Ce qui me tourmente c'est qu'il faudra que je me marie.
Alors il n'y aurait plus aucune de ces basses inquiétudes de vanité auxquelles je n'échappe pas.
Pourquoi ne se marie-t-elle pas ? Elle n'est plus jeune. On me donne vingt-sept ans et cela m'enrage. Tandis qu'une fois mariée... Oui mais avec qui. Si j'étais comme avant... mais maintenant il faut que ce soit un homme bon et délicat. On peut si facilement me blesser et me torturer à présent... Il faut qu'il m'aime car je ne suis pas assez riche pour en épouser un qui me laisse tout à fait tranquille.
Si j'avais deux cent mille de rente, je prendrais un prince italien et moyennant cinquante mille par an je serai libre. Mais comme cela... Il faut qu'il ait de la fortune et c'est horriblement difficile. Le hasard pourrait bien faire que je plaise à un homme riche mais alors il m'épousera par amour, il faudra que je sois toujours là... Et la gloire et la peinture ? L'idéal serait un homme très occupé, et très intelligent. Mais c'est qu'avec ça il faut un nom aristocratique ou assez illustre pour dominer l'aristocratie. De ces derniers je n'en vois guère. Et puis pourquoi voulez-vous qu'on m'épouse ? Je travaille tout le temps, je suis fatiguée le soir et rêve à ce que je ferai le lendemain.

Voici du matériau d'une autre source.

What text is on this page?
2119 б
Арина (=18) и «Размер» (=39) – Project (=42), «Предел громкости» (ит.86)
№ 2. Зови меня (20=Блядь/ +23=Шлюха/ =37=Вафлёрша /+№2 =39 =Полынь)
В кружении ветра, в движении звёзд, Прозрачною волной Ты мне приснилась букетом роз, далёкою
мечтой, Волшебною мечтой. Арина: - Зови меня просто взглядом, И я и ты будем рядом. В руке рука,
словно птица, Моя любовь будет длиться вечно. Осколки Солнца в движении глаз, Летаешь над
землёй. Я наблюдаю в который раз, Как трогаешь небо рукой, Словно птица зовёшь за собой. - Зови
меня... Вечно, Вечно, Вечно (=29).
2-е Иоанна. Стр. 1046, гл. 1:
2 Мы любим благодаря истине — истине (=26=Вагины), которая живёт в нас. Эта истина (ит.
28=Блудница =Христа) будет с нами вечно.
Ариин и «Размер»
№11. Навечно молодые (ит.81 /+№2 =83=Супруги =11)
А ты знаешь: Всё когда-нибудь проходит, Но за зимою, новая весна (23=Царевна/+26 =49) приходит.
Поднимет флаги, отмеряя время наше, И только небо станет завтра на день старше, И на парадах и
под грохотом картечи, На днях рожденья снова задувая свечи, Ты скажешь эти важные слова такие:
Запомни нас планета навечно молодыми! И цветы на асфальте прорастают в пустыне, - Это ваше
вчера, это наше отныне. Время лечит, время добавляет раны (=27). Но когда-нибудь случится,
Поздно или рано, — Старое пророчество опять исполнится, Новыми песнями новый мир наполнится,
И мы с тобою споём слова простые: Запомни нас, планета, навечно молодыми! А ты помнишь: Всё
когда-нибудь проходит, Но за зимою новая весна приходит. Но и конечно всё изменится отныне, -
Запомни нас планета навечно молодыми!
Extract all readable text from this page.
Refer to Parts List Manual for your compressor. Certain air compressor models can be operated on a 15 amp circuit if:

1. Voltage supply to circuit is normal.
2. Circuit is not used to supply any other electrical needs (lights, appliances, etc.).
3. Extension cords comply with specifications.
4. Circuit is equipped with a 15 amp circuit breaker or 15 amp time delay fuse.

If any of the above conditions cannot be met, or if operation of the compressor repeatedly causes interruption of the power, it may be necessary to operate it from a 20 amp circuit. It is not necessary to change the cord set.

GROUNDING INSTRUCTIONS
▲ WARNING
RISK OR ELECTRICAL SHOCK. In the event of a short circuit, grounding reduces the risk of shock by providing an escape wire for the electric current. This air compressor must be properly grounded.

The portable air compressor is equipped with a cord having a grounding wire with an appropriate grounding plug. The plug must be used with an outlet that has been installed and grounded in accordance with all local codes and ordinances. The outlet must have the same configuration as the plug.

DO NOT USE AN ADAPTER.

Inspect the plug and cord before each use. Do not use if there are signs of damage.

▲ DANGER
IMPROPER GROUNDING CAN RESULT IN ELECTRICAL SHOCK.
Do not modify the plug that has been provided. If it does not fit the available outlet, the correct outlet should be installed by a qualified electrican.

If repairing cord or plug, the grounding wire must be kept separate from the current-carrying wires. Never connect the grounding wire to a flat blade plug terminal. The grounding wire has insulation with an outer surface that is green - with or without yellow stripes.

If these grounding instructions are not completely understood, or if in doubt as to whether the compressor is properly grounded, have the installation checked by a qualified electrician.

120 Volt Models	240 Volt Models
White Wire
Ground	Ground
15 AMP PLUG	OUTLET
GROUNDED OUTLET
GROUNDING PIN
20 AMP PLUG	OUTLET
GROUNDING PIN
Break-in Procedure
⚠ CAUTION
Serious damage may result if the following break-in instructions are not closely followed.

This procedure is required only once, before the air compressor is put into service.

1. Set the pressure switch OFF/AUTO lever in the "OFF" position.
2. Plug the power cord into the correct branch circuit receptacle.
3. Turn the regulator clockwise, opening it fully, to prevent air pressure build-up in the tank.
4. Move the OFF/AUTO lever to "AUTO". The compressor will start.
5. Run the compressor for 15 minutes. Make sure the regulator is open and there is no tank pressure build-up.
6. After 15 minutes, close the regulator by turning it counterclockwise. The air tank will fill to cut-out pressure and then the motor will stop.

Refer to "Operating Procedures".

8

Et si je voyage ce sera pour mon tableau. Il faudrait ou que l'homme ait les mêmes goûts ou qu'il se dévoue. Les mêmes goûts, un artiste ? Il n'y en a pas dans l'aristocratie et un vrai artiste... Non. Mais me direz-vous ce ne sont pas des sentiments dignes de vous. Si. Parce que je veux dominer.
Et si je me mariais avec un artiste ce serait un triomphe pour la majorité de ce monde imbécile et pourtant si puissant. Ce serait une sorte de déchéance, (après tant de prétentions) une dégringolade, une fin triste. Ce serait en même temps une vie très agréable mais je suis trop orgueilleuse pour ne pas sentir le quasi-mépris du monde dans la charmante retraite où nous serions entrain de faire des chef-d'œuvres.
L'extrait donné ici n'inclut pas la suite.